Выбрать главу

Когда я больше узнала его, мне стало легко с ним жить. Характер у него был кроткий, незлобивый. В нем совершенно не было грубости. За всю нашу жизнь я не слыхала от него грубого слова, и, как отец его, он никогда не возвышал голоса. Доверчив он был как ребенок, и обмануть его ничего не стоило.

Сам он был необычайно правдив, никогда не лгал и не умел притворяться, просто до смешного. Он, например, не позволял говорить, что его нет дома, когда он был дома, но работал. Когда ему случалось слышать, как я говорю, что его нет дома, он выходил из своей комнаты и, глядя на меня с укоризной, заявлял: «Нет, я дома, но занят, приходите позже». Некоторые назойливые посетители, чаще — посетительницы, все же пролезали к нему в комнату, из которой, правда, Бальмонт их очень быстро выпроваживал.

Когда я его толкала ногой под столом, желая ему напомнить, что не нужно что-нибудь говорить, Бальмонт смотрел под стол: «Это ты меня толкаешь?» — и затем, догадавшись, громко: «А что я такое сказал?»

Он всегда говорил что думал даже в тех случаях, когда это могло ему повредить или было невыгодно.

Неровность его настроений, его капризы зависели, главным образом, от его нервности и повышенной впечатлительности.

На людей, мало его знающих, он производил впечатление отсутствующего, исключительно занятого собой. Это и было, но только отчасти. Как поэт он, конечно, был погружен в себя, в свои мысли, образы и был чужд всему, что было вне поэзии.

А вместе с тем он очень чувствовал человека. Иногда при первой же встрече с ним он угадывал его сущность, и безошибочно. А если на ком сосредоточивал свое внимание, то достигал прямо прозорливости. Бывало так, что люди, чуждые поэзии, беседуя с ним о своих личных делах, мало интересных Бальмонту, вдруг проникались доверием к нему, открывали ему свою душу, просили у него совета. Я помню несколько случаев, когда он вызывал удивление даже угадыванием самого сокровенного в человеке.

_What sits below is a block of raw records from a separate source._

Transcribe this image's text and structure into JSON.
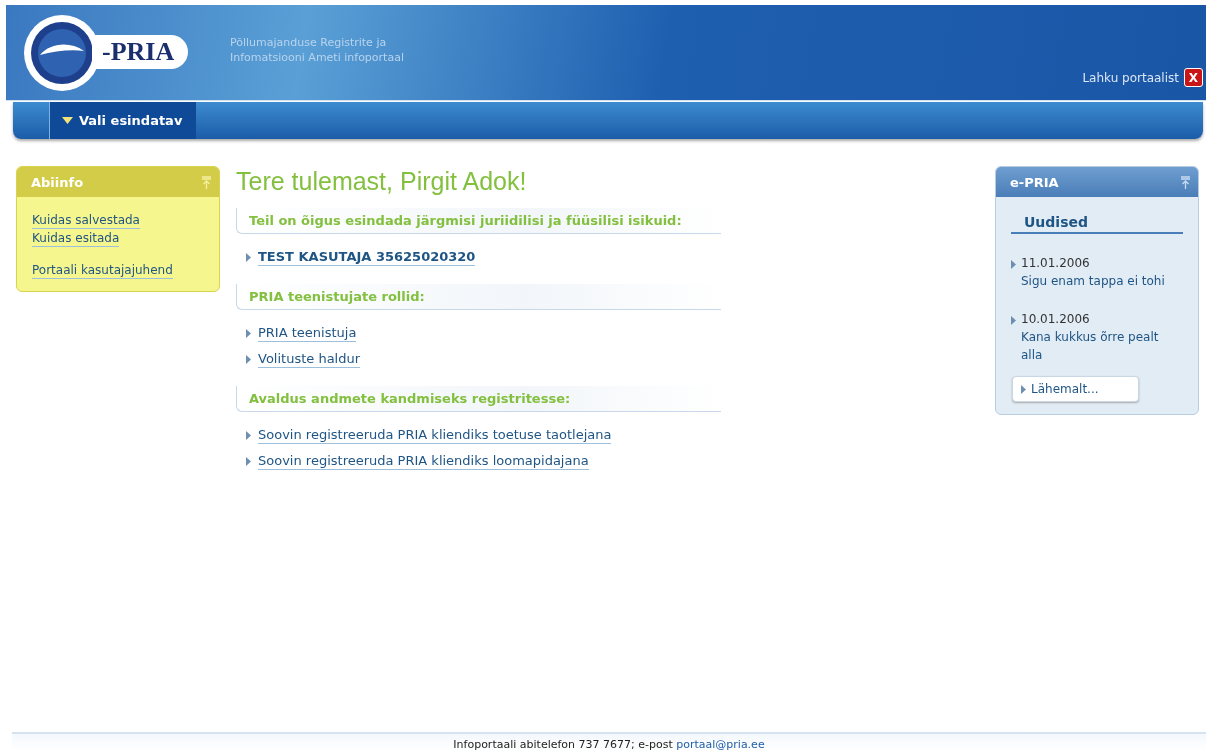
{
  "header": {
    "logo_text": "-PRIA",
    "tagline": [
      "Põllumajanduse Registrite ja",
      "Infomatsiooni Ameti infoportaal"
    ],
    "logout": {
      "label": "Lahku portaalist",
      "icon_text": "X"
    }
  },
  "nav": {
    "items": [
      {
        "label": "Vali esindatav",
        "selected": true
      }
    ]
  },
  "help_panel": {
    "title": "Abiinfo",
    "link_groups": [
      [
        "Kuidas salvestada",
        "Kuidas esitada"
      ],
      [
        "Portaali kasutajajuhend"
      ]
    ]
  },
  "main": {
    "title": "Tere tulemast, Pirgit Adok!",
    "sections": [
      {
        "heading": "Teil on õigus esindada järgmisi juriidilisi ja füüsilisi isikuid:",
        "links": [
          {
            "label": "TEST KASUTAJA 35625020320",
            "bold": true
          }
        ]
      },
      {
        "heading": "PRIA teenistujate rollid:",
        "links": [
          {
            "label": "PRIA teenistuja",
            "bold": false
          },
          {
            "label": "Volituste haldur",
            "bold": false
          }
        ]
      },
      {
        "heading": "Avaldus andmete kandmiseks registritesse:",
        "links": [
          {
            "label": "Soovin registreeruda PRIA kliendiks toetuse taotlejana",
            "bold": false
          },
          {
            "label": "Soovin registreeruda PRIA kliendiks loomapidajana",
            "bold": false
          }
        ]
      }
    ]
  },
  "news_panel": {
    "title": "e-PRIA",
    "heading": "Uudised",
    "items": [
      {
        "date": "11.01.2006",
        "text": "Sigu enam tappa ei tohi"
      },
      {
        "date": "10.01.2006",
        "text": "Kana kukkus õrre pealt alla"
      }
    ],
    "more_button": "Lähemalt..."
  },
  "footer": {
    "text": "Infoportaali abitelefon 737 7677; e-post ",
    "email": "portaal@pria.ee"
  }
}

Так, однажды в Риме он разговорился со своей соседкой по табльдоту, одной русской старушкой, очень умной и утонченной, мадам Рихтер. Она была из придворных сфер в Петербурге, и мы видели ее в первый раз в жизни. Заинтересовавшись некоторыми суждениями Бальмонта об искусстве, она стала заходить к нам и беседовать с ним. К стихам его она была равнодушна. «Я их не очень понимаю, — сказала она мне, — но человек он замечательный. Он ясновидящий. Он угадал мое прошедшее, которого никто не знает, и сказал мне вещи, как мог сказать только провидец».

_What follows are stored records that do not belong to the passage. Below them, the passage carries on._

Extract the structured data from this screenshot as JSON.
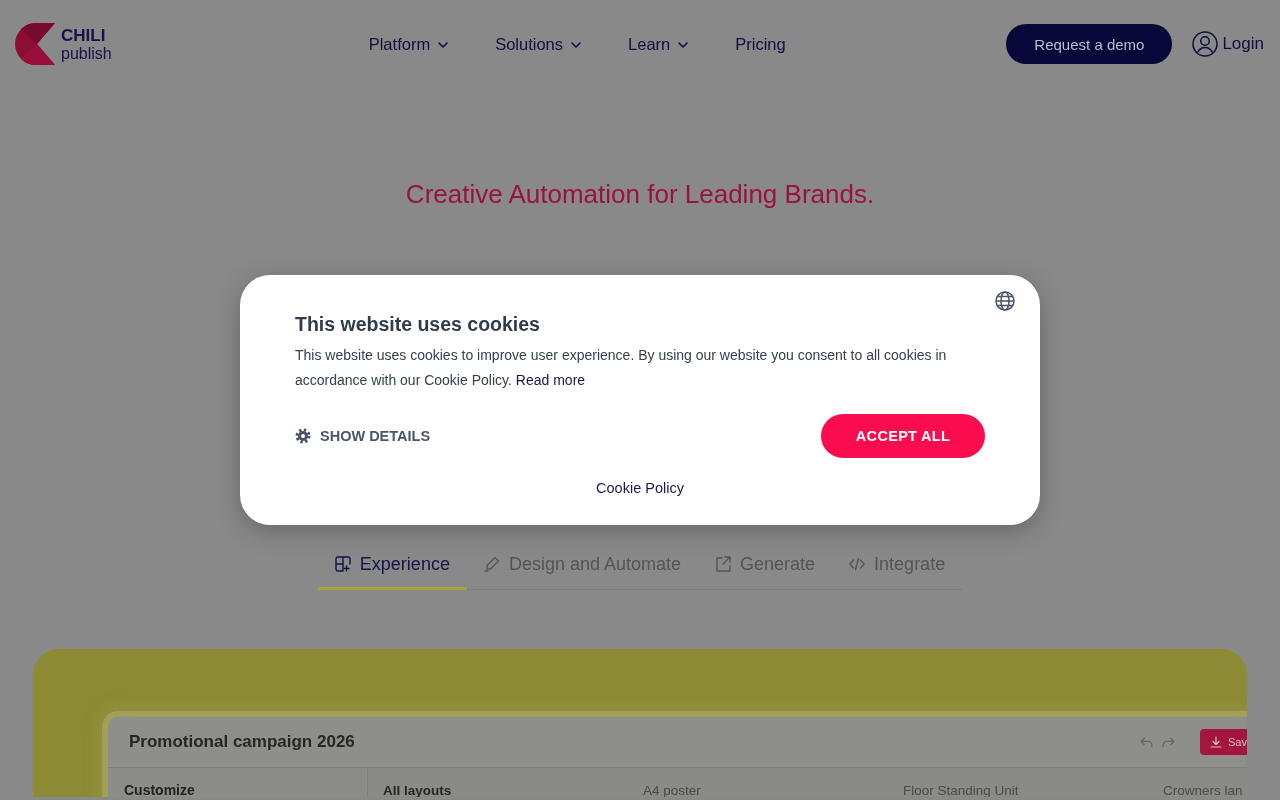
{
  "header": {
    "logo": {
      "line_1": "CHILI",
      "line_2": "publish"
    },
    "nav": [
      {
        "label": "Platform",
        "has_menu": true
      },
      {
        "label": "Solutions",
        "has_menu": true
      },
      {
        "label": "Learn",
        "has_menu": true
      },
      {
        "label": "Pricing",
        "has_menu": false
      }
    ],
    "demo_button": "Request a demo",
    "login": "Login"
  },
  "hero": {
    "tagline": "Creative Automation for Leading Brands."
  },
  "cookie_dialog": {
    "title": "This website uses cookies",
    "message": "This website uses cookies to improve user experience. By using our website you consent to all cookies in accordance with our Cookie Policy.",
    "read_more": "Read more",
    "show_details": "SHOW DETAILS",
    "accept_button": "ACCEPT ALL",
    "policy_link": "Cookie Policy"
  },
  "tabs": [
    {
      "label": "Experience",
      "selected": true
    },
    {
      "label": "Design and Automate",
      "selected": false
    },
    {
      "label": "Generate",
      "selected": false
    },
    {
      "label": "Integrate",
      "selected": false
    }
  ],
  "preview": {
    "title": "Promotional campaign 2026",
    "save_button": "Sav",
    "sidebar_heading": "Customize",
    "layouts_heading": "All layouts",
    "layouts": [
      "A4 poster",
      "Floor Standing Unit",
      "Crowners lan"
    ]
  }
}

Почти то же, только другими словами, сказала мне наша кухарка Аннушка, безграмотная мрачная женщина. Она переживала большую для себя драму: ей изменил муж. Она страдала, главным образом, от того, что не знала, как ей поступить. Ей казалось, что «конечно, надо убить его полюбовницу… поленом по голове хватить, а я только ее мантильку изрезала на куски». Я старалась ее успокоить, утешить. Но Бальмонту это удалось лучше, чем мне. Не знаю, что он ей сказал, но она потом со слезами говорила мне: «Наш барин не иначе как прозорливец. Ведь они моего мужа никогда не видали, а все про него поняли и мне растолковали, как надо быть. Теперь я уже знаю, чего мне держаться». В результате через некоторое время у нас на кухне появился ее муж, городовой, не бывавший раньше у своей жены, и все свободное время от службы проводил у нее, читая беспрерывно книги, которыми его снабжал Бальмонт.

Эта Аннушка сохраняла суеверное чувство обожания к Бальмонту. Когда мы уезжали (она просилась ехать с нами), она поступила кухаркой к Вячеславу Ивановичу Иванову. И он мне рассказывал, как трогательна была привязанность этой дикой женщины к Бальмонту. Когда Вячеслав Иванович звал ее в столовую послушать стихи, которые у него читали поэты на Башне, она отказывалась: «Ну их, — говорила она, — не хочу и слушать, все равно лучше нашего барина Кинстинтина Митрича никто не скажет песни». При этом надо сказать, что она абсолютно ничего не понимала, не отличала прозы от стихов. Она целый год не могла запомнить нашей фамилии и уж, конечно, фамилий людей, бывавших у нас. Так она описывала одного нашего гостя: «А тот еще, что намедни песни заводил и гостей потешал». Это был Андрей Белый, который тогда читал стихи нараспев.